54. Auszug aus dem Urteil der II. zivilrechtlichen Abteilung i.S. X. gegen Y.
und Z. (Beschwerde in Zivilsachen)
5A_876/2010 vom 3. Juni 2011

Regeste

Zuständigkeit (Art. 87 Abs. 2 IPRG); Klage auf Leistung einer Soulte aus einem
Erbteilungsvertrag.
Die Klage auf Zahlung einer in einem Erbteilungsvertrag vereinbarten
Ausgleichsleistung (Soulte) ist erbrechtlicher Natur. Für die Beurteilung der
Klage ist deshalb das in erbrechtlichen Angelegenheiten vorgesehene Gericht
zuständig (E. 4).

Sachverhalt ab Seite 369

BGE 137 III 369 S. 369

A. Am 12. Juni 1986 verstarb A., Witwe des Schriftstellers B. Sie hatte letzten
Wohnsitz in Vaduz (Liechtenstein) und war in Basel heimatberechtigt. In einem
Testamentsnachtrag hatte sie die Teilung ihres Nachlasses schweizerischem Recht
unterstellt. Sie hinterliess drei Kinder, nämlich die beiden Töchter X.
(Beschwerdeführerin) und C. (verstorben 1998; deutsche Staatsangehörige mit
letztem Wohnsitz in Deutschland) sowie den Sohn D.
Nach längeren Auseinandersetzungen einigten sich die beiden Töchter mit Vertrag
vom 15. August/18. September 1990 über die Erbteilung. Dabei ergab sich eine
Ausgleichsforderung von X. gegen
BGE 137 III 369 S. 370
ihre Schwester C. in der Höhe von Fr. 49'095.-. Letztere beglich diese
Forderung in der Folge nicht.
Am 8. Februar 1995 reichte X. am Zivilgericht Basel-Stadt Klage gegen ihre
Schwester C., die Nachkommen ihres inzwischen verstorbenen Bruders D. sowie den
Willensvollstrecker ein.

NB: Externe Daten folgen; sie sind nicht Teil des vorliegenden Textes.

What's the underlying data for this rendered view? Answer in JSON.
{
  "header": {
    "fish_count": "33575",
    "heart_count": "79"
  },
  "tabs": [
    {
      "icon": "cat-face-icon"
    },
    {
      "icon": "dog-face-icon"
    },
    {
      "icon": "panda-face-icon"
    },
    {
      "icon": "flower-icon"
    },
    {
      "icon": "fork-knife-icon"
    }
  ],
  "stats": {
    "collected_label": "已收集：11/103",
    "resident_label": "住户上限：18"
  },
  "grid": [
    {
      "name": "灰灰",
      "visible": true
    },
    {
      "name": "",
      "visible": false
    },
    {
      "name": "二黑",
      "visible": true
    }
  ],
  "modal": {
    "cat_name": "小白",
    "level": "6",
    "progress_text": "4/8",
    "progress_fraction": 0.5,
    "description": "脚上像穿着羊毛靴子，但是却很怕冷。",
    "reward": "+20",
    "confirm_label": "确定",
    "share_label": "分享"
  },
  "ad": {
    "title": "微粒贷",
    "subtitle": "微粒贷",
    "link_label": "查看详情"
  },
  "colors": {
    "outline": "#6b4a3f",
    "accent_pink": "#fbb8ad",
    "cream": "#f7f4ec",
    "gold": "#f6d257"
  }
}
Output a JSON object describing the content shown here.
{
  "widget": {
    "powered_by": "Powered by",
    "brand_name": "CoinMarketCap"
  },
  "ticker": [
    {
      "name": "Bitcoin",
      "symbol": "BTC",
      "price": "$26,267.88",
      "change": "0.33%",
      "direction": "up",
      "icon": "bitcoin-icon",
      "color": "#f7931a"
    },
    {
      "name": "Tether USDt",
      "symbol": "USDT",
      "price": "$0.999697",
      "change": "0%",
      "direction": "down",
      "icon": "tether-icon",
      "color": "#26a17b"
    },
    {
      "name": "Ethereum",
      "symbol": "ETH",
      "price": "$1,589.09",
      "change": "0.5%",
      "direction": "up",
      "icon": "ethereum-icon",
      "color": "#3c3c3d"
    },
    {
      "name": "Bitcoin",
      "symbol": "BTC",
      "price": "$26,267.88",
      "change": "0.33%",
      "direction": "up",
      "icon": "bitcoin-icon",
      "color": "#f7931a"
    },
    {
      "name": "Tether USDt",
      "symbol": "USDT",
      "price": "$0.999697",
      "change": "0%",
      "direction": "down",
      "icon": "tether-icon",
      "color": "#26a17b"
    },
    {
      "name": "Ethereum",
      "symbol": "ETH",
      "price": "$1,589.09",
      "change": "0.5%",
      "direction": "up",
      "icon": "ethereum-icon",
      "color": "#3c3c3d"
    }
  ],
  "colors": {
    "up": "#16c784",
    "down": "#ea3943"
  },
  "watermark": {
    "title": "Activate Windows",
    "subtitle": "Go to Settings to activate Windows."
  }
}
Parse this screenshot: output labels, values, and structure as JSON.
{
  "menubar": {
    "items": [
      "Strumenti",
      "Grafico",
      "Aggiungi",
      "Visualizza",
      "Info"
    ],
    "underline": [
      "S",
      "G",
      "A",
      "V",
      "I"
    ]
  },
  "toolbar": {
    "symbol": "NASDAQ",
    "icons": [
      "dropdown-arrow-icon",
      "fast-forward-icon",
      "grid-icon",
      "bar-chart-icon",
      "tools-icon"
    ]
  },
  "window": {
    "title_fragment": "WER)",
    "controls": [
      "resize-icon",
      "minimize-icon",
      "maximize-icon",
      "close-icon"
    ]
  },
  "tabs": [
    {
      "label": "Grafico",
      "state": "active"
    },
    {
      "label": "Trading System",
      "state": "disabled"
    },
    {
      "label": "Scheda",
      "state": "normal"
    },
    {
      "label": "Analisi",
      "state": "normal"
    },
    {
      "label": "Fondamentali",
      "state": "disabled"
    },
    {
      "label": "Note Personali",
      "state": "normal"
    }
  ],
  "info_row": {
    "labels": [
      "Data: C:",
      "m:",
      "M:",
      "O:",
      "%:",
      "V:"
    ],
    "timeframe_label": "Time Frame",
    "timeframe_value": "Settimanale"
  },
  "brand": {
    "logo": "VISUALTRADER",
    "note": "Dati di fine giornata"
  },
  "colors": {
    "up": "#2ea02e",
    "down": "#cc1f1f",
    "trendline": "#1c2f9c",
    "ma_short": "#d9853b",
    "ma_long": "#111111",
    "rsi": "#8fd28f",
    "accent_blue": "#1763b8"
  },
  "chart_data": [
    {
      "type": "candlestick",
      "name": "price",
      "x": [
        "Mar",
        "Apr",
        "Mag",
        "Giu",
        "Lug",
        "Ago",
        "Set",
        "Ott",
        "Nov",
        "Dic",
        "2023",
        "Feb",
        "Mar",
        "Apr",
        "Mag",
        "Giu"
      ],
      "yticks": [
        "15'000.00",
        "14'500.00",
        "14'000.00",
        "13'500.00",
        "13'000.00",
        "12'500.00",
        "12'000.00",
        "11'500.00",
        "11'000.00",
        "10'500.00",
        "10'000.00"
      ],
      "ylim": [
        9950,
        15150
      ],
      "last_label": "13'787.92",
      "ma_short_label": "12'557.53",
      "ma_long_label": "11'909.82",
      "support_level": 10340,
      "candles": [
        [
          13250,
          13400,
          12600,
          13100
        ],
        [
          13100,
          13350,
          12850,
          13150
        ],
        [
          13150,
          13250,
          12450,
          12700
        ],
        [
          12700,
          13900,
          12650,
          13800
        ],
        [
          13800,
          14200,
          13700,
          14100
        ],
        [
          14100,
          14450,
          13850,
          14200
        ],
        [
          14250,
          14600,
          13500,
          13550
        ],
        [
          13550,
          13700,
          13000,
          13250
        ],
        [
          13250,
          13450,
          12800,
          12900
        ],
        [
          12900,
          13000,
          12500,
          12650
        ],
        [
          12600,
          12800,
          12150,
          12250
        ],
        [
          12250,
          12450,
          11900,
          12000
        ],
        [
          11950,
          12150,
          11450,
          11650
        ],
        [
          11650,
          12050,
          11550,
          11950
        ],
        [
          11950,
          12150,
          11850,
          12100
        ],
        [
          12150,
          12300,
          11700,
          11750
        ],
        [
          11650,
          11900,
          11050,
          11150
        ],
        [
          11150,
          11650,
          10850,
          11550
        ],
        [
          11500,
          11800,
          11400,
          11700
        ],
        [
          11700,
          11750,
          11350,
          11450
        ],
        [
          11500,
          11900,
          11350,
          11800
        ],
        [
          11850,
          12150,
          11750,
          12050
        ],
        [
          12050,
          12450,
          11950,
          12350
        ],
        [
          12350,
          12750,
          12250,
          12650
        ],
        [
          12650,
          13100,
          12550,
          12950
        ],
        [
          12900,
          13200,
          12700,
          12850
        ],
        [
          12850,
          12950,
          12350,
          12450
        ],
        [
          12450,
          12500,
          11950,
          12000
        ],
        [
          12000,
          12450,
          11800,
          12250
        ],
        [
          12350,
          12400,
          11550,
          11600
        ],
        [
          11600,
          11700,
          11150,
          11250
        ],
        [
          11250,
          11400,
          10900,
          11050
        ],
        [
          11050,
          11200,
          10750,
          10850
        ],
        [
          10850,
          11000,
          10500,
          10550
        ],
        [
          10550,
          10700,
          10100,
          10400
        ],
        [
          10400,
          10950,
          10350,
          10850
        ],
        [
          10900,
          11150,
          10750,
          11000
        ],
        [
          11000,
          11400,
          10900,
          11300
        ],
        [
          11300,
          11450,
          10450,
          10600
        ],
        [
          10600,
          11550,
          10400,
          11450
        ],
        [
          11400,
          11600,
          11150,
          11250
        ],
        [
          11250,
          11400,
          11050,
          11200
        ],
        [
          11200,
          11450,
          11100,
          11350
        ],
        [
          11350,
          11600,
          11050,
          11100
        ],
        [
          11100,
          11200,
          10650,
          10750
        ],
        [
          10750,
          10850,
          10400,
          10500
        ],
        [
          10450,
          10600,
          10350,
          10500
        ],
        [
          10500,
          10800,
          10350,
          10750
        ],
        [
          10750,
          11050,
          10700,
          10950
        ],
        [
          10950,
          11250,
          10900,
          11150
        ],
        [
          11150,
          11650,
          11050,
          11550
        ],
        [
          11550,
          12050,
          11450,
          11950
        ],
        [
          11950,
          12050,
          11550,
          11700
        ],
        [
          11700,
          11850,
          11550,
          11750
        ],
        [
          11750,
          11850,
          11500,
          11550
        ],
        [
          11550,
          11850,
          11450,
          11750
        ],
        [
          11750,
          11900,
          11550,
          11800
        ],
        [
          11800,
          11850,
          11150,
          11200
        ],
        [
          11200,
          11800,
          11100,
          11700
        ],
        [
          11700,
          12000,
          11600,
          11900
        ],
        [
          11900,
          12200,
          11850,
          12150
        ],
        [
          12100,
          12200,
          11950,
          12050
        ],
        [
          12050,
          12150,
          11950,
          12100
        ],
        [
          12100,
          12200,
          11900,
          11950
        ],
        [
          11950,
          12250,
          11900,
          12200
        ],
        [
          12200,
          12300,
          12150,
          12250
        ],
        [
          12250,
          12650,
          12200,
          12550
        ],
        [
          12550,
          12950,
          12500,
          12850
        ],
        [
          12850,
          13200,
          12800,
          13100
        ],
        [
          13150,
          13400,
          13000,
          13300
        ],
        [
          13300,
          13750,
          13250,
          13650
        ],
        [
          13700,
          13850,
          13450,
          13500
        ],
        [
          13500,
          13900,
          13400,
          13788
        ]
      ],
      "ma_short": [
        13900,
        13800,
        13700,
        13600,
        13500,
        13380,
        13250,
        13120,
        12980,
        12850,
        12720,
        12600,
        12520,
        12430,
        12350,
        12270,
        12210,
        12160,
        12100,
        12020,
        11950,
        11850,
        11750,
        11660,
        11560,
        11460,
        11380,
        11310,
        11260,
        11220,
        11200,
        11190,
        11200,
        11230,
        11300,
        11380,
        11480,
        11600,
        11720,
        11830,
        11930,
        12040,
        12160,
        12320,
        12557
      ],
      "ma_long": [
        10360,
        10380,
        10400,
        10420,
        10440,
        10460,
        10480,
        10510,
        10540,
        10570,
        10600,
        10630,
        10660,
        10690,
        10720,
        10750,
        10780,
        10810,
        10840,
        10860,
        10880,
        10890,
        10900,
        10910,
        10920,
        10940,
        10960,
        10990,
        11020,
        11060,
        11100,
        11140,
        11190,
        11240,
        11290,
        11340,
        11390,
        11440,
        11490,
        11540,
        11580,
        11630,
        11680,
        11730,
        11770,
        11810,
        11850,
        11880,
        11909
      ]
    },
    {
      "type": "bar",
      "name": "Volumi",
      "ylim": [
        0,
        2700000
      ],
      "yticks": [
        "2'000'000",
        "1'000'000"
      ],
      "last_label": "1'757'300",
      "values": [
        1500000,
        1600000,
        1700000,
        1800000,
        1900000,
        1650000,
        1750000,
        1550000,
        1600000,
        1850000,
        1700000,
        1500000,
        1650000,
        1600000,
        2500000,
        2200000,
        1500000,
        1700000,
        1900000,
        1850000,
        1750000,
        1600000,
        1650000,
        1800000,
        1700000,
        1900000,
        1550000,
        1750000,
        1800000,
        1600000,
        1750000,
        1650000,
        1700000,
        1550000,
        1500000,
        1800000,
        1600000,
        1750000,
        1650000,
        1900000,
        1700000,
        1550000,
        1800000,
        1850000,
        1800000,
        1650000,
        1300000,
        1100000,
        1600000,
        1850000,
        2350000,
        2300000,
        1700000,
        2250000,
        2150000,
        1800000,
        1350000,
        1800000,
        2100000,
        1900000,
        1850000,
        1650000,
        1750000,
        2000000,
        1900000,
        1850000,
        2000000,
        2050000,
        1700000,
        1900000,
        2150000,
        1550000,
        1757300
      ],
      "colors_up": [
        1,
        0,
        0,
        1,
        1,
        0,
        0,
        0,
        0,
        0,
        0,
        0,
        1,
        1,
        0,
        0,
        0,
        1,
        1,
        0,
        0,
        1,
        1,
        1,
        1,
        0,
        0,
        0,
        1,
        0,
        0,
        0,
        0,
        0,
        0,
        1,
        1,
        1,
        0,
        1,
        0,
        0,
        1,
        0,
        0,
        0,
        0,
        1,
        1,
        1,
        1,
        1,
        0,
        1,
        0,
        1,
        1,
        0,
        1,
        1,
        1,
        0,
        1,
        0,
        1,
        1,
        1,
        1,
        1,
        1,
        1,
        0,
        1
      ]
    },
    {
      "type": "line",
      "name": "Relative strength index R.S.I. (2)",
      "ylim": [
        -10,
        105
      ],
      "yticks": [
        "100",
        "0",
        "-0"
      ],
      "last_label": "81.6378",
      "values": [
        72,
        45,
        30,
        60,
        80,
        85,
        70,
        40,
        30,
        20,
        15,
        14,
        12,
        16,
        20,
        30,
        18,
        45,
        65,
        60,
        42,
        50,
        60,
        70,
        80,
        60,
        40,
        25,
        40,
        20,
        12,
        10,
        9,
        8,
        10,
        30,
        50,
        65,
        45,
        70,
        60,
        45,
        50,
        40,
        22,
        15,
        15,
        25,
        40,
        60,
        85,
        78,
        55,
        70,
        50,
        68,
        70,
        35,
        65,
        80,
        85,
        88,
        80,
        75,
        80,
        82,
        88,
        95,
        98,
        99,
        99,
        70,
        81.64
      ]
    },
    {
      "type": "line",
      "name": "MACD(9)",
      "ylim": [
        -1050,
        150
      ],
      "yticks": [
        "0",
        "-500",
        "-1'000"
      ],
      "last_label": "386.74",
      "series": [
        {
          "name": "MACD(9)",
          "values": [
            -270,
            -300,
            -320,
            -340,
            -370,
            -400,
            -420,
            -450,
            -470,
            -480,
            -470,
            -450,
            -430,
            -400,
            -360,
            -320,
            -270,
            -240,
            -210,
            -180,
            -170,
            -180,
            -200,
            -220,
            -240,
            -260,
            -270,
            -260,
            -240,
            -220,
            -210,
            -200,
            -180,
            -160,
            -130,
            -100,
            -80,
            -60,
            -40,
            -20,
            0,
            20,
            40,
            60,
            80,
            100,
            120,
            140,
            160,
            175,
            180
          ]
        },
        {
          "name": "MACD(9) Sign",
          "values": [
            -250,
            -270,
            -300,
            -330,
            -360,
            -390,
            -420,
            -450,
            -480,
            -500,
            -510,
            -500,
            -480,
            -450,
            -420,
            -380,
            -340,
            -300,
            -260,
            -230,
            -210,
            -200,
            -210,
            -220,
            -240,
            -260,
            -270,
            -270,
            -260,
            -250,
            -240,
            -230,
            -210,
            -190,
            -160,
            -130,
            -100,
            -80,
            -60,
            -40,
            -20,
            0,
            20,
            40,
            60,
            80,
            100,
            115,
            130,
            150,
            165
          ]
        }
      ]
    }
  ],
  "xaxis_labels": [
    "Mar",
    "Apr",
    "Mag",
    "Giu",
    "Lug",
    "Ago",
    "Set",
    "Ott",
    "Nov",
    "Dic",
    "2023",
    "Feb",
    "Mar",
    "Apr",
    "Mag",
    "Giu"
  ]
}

Sie beantragte, den Nachlass von A. entsprechend dem
Erbteilungsvertrag vom 15. August/18. September 1990 aufzuteilen, soweit dies
noch nicht geschehen sei, und insbesondere C. zu verurteilen, ihr Fr. 49'095.-
nebst Zinsen zu bezahlen. Am 3. Juli 1996 wurde das Verfahren infolge
Klageanerkennung durch C. abgeschrieben.
C. verstarb am 6. Juni 1998. Sie hinterliess ihren Ehemann E., die Söhne F.
(verstorben am 2. März 2000) und Y. (Beschwerdegegner 1) sowie die Tochter Z.
(Beschwerdegegnerin 2).

B. Am 3. Juli 2006 reichte X. am Zivilgericht Basel-Stadt gegen Y. und Z. Klage
ein. Sie beantragte, in Ergänzung der Anerkennung der Teilungsklage von 1995
festzustellen, dass die Beklagten als Erben in die Verpflichtungen von C.
gemäss Klageanerkennung und entsprechendem Abschreibungsbeschluss vom 3. Juli
1996 eingetreten seien. Die Beklagten seien demgemäss solidarisch zur Bezahlung
der Ausgleichszahlung von Fr. 49'095.- zuzüglich 5 % Zins seit 18. September
1990 zu verurteilen.
Am 10. Juni 2008 beschränkte der Instruktionsrichter das Verfahren auf die
Frage der örtlichen Zuständigkeit. Mit Urteil vom 15. Mai 2009 trat das
Zivilgericht auf die Klage nicht ein.

C. Gegen dieses Urteil hat X. am 29. Mai 2009 appelliert. Am 18. August 2010
wies das Appellationsgericht des Kantons Basel-Stadt die Appellation ab und
bestätigte das erstinstanzliche Urteil.

D. Am 10. Dezember 2010 hat X. gegen das Urteil des Appellationsgerichts
Beschwerde in Zivilsachen erhoben. Sie beantragt die Aufhebung des
angefochtenen Urteils sowie die Rückweisung der Sache zur
Sachverhaltsfeststellung und zur materiellen Beurteilung der Klage.
Eventualiter sei die Sache zur Beurteilung der Rechtskraft zurückzuweisen.
Das Appellationsgericht hat auf Vernehmlassung verzichtet, beantragt aber
Abweisung der Beschwerde. Die Beschwerdegegner haben auf Vernehmlassung
verzichtet.
Das Bundesgericht heisst die Beschwerde gut.
(Zusammenfassung)

Erwägungen

BGE 137 III 369 S. 371
Aus den Erwägungen:

4. Zu prüfen ist, ob die Basler Gerichte zur Beurteilung der Klage auf Zahlung
der Soulte international und örtlich zuständig sind.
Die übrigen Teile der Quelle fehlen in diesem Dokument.